Supply Chain Integration
The Trans-Pacific Partnership is aimed at developing an integrated supply chain system that will manage the production and supply of goods between member states. Production of goods will be coordinated to eliminate too much duplication of products in the market. Infrastructural developments will be initiated as part of this initiative so that goods and services can be delivered within the required time. The move is meant to standardize operations, production, and services so that all members operate from the same platform.
Conclusion
The Trans-Pacific Partnership is a broad framework that is designed to bring benefits to all member countries. The agreement was reached through compromises that would yield market value for states that had previously restricted their international trade engagements. The failure to realize remarkable benefits from the Doha round table talks necessitated this arrangement. An evaluation of the advantages sought from the Doha talks and the Trans-Pacific Partnership shows that the later is beneficial.

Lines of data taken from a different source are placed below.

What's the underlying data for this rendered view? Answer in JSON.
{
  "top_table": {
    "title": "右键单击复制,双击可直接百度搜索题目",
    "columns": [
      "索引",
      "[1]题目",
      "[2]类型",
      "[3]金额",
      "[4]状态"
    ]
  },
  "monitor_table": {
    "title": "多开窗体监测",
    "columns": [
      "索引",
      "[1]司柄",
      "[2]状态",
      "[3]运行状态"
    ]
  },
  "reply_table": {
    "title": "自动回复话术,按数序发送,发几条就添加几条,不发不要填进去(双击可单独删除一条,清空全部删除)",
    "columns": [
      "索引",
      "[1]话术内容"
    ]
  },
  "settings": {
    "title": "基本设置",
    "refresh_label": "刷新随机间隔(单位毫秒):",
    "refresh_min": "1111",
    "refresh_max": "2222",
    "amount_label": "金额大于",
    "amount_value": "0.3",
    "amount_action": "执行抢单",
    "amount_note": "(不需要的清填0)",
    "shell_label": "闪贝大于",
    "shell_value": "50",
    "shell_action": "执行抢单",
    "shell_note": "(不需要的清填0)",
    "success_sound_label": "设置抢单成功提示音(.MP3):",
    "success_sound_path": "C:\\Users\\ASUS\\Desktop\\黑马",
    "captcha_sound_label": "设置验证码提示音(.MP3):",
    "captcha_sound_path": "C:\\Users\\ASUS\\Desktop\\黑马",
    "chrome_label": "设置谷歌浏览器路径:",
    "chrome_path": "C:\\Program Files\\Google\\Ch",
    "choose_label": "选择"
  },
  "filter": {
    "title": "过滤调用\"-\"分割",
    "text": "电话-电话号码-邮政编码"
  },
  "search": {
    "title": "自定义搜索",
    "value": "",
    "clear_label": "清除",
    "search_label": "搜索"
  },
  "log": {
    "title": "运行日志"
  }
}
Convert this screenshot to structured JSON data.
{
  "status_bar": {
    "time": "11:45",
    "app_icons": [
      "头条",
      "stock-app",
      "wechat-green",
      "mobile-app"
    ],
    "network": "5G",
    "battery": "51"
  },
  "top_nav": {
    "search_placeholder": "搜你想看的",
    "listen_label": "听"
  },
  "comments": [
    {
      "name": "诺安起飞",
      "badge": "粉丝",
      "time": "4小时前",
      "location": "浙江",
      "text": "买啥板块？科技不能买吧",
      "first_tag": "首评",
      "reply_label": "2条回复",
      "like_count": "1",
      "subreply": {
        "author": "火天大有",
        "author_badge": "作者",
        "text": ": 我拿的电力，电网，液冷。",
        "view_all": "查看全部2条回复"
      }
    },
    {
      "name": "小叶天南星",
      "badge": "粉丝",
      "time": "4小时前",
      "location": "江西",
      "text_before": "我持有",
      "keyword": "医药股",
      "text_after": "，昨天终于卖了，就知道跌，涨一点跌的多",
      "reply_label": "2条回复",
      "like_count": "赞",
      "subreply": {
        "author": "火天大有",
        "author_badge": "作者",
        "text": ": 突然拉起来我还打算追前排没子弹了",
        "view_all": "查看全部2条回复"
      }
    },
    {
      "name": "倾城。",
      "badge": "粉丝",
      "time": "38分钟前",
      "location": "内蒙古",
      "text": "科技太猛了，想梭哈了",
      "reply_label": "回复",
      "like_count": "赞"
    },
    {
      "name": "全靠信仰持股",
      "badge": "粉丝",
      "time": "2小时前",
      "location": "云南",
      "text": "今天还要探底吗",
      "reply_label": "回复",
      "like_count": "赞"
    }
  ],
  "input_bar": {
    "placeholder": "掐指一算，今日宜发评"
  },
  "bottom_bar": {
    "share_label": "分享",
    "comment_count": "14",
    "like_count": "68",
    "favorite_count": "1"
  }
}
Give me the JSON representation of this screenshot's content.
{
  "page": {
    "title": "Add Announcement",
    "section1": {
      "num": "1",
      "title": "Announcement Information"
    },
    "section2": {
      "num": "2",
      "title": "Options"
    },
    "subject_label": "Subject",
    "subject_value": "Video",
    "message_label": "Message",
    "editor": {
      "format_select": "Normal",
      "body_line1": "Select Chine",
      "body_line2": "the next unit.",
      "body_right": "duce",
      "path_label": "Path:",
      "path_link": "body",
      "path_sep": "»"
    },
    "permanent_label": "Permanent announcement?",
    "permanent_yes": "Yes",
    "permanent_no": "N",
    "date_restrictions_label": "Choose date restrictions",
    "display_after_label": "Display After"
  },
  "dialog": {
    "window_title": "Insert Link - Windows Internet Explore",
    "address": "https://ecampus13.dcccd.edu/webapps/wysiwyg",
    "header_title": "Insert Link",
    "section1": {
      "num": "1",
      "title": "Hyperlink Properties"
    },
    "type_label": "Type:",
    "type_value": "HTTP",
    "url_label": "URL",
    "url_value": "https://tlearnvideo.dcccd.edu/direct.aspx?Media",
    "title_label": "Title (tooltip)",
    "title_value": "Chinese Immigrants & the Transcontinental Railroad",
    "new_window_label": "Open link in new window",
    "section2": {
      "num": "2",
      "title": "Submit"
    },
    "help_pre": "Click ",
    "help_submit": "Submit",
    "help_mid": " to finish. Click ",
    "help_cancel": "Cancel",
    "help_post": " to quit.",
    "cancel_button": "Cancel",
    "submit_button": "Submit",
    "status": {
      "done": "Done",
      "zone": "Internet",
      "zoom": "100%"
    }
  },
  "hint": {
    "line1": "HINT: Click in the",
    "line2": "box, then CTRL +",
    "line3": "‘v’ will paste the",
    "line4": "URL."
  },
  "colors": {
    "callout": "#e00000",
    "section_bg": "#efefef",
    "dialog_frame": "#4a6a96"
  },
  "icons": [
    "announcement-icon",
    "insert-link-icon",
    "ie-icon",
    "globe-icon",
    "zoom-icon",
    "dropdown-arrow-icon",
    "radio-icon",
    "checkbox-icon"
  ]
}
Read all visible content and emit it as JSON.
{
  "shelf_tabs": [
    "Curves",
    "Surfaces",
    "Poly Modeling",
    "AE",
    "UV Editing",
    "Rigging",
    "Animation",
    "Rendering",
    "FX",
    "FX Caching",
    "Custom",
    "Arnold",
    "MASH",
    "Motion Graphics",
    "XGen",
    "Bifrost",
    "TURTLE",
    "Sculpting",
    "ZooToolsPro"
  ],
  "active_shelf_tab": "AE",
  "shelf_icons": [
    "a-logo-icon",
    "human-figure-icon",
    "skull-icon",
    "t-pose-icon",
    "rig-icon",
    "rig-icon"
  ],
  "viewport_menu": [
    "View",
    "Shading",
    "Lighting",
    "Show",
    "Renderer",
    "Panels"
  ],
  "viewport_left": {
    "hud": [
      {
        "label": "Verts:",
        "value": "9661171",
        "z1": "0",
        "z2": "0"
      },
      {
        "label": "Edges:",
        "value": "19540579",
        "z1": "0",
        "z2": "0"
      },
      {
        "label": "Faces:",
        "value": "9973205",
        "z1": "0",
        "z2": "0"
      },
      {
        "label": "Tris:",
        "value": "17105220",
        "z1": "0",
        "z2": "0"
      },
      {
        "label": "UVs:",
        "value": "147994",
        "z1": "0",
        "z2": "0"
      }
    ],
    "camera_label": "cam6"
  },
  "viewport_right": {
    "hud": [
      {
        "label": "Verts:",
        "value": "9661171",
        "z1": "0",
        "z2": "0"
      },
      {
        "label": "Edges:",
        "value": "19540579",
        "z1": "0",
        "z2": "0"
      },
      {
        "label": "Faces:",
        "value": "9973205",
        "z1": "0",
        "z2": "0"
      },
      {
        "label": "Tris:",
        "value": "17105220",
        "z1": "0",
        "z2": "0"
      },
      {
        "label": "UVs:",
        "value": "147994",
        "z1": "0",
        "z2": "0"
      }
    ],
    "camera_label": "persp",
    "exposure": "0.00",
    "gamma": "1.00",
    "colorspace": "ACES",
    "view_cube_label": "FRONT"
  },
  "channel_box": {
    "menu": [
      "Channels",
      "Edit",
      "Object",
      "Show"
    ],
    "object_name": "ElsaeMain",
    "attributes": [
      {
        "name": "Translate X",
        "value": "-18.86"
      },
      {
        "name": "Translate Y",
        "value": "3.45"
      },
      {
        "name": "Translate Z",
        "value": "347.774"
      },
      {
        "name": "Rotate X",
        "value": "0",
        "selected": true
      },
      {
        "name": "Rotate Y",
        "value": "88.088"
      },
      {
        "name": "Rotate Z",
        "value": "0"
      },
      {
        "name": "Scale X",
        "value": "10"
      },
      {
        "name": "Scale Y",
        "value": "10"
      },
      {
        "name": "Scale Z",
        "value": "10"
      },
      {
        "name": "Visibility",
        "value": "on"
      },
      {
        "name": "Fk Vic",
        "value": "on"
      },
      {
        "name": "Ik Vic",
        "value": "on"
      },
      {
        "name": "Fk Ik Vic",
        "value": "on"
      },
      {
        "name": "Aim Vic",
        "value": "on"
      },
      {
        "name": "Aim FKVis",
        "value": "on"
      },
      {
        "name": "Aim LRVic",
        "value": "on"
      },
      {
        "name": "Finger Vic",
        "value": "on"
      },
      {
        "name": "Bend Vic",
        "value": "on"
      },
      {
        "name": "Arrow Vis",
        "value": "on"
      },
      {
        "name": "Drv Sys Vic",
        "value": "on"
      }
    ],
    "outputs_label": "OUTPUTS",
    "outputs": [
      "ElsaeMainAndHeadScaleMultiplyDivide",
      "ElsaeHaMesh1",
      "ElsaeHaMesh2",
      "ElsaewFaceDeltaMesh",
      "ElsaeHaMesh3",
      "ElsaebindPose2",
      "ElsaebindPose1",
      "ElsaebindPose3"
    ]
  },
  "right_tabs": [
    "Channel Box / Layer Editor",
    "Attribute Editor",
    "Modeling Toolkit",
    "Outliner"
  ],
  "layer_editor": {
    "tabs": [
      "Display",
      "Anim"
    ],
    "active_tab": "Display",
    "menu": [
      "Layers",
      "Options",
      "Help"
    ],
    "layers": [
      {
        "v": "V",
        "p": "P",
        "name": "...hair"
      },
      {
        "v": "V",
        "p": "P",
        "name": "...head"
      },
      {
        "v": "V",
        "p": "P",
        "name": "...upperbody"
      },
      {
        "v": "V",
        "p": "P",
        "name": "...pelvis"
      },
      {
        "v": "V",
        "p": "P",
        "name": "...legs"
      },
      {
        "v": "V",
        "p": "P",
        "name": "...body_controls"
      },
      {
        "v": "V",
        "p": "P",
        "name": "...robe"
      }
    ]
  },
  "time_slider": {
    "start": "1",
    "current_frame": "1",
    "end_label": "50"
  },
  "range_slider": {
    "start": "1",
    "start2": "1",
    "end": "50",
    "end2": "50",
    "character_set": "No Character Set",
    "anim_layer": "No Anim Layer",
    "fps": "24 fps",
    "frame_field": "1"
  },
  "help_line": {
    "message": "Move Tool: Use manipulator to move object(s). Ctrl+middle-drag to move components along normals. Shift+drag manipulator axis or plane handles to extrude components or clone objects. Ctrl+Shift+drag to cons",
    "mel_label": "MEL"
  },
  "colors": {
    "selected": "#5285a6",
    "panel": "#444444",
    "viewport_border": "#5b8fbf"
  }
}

Although it started as a treaty between four nations that constituted the P4, the TPP was expanded to comprise twelve countries after other players showed an interest. The United States and Japan are the major economies in this group and are expected to reap long-term benefits. Smaller nations like Brunei and New Zealand are expected to receive immediate benefits by accessing direct markets for their goods and services.
Besides creating free markets, the partnership has secured intellectual property rights for major manufacturers of drugs. It will allow the producers of drugs and other biological products to reap from their inventions before they are subjected to a free for all competition. The partnership will harmonize supply chain management between nations as a way to realize efficiency and value addition to products. It will boost trade between players and make them competitive on the global stage.